The total number of states is tiny because both the depth and coin limits are bounded by small constants. Even in the worst case, the recursion explores only a few tens of thousands of states, which is well within limits.

Test Cases

import sys, io

def run(inp: str) -> str:
    sys.stdin = io.StringIO(inp)
    from math import prod

    # --- solution ---
    import sys
    input = sys.stdin.readline

    def solve():
        n = int(input().strip())
        a = list(map(int, input().split()))
        cows = 6

        from functools import lru_cache

        @lru_cache(None)
        def dfs(i, c1, c2, c3, c4, c5, rem):
            if rem < 0:
                return 0
            if i == cows:
                return 1 if rem == 0 else 0

            res = 0
            counts = [c1, c2, c3, c4, c5]
            for v in range(5):
                if counts[v] > 0:
                    nxt = counts[:]
                    nxt[v] -= 1
                    res += dfs(i+1, nxt[0], nxt[1], nxt[2], nxt[3], nxt[4], rem-(v+1))
            return res

        return dfs(0, a[0], a[1], a[2], a[3], a[4], n)

    return str(solve())

# provided sample
assert run("8\n6 2 3 4 1\n") == "21"

# minimum edge: impossible
assert run("10\n0 0 0 0 0\n") == "0"

# exact fill with ones only
assert run("6\n6 0 0 0 0\n") == "1"

# boundary mix
assert run("7\n6 6 6 6 6\n") > "0"
Test input Expected output What it validates
all zero coins 0 no available resources
all ones, sum 6 1 exact forced assignment
rich coins, small sum positive combinatorial explosion correctness

Edge Cases

One edge case is when the total number of coins is insufficient. For input n = 6, a = (0,0,0,0,0), the DFS immediately finds that at cow 0 no move is possible, so the recursion returns 0. This confirms that absence of resources correctly blocks all paths.

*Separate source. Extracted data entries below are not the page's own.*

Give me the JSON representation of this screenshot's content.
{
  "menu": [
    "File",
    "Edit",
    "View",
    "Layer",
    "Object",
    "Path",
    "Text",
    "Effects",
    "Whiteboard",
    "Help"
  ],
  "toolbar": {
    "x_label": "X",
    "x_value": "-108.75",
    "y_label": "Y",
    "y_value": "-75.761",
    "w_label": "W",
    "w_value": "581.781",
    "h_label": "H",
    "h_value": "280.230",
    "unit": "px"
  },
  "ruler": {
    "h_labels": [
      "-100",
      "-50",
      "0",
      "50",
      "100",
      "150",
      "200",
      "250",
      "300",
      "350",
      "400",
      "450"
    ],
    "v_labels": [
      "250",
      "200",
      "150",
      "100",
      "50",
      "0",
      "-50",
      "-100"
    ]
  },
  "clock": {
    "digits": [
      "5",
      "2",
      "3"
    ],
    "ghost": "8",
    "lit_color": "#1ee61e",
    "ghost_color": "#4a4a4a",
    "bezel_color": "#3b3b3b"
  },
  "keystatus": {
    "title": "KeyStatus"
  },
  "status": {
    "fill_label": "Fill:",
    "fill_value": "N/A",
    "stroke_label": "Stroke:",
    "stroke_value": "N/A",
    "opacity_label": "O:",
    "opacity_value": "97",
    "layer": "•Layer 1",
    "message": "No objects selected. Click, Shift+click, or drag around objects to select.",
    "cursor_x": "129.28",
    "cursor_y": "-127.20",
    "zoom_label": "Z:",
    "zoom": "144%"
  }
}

Another case is when coins exist but cannot match the required sum. For example, n = 7, a = (6,0,0,0,0) forces all cows to take value 1 coins, producing sum 6 at leaf level, never reaching 7. The algorithm reaches depth six with remaining sum 1 and rejects all paths.

A final subtle case is overabundant coins where many combinations exist. Since each assignment is treated as a distinct ordered sequence over cows, the DFS naturally counts each permutation without additional combinatorial corrections, matching the intended definition of distinctness.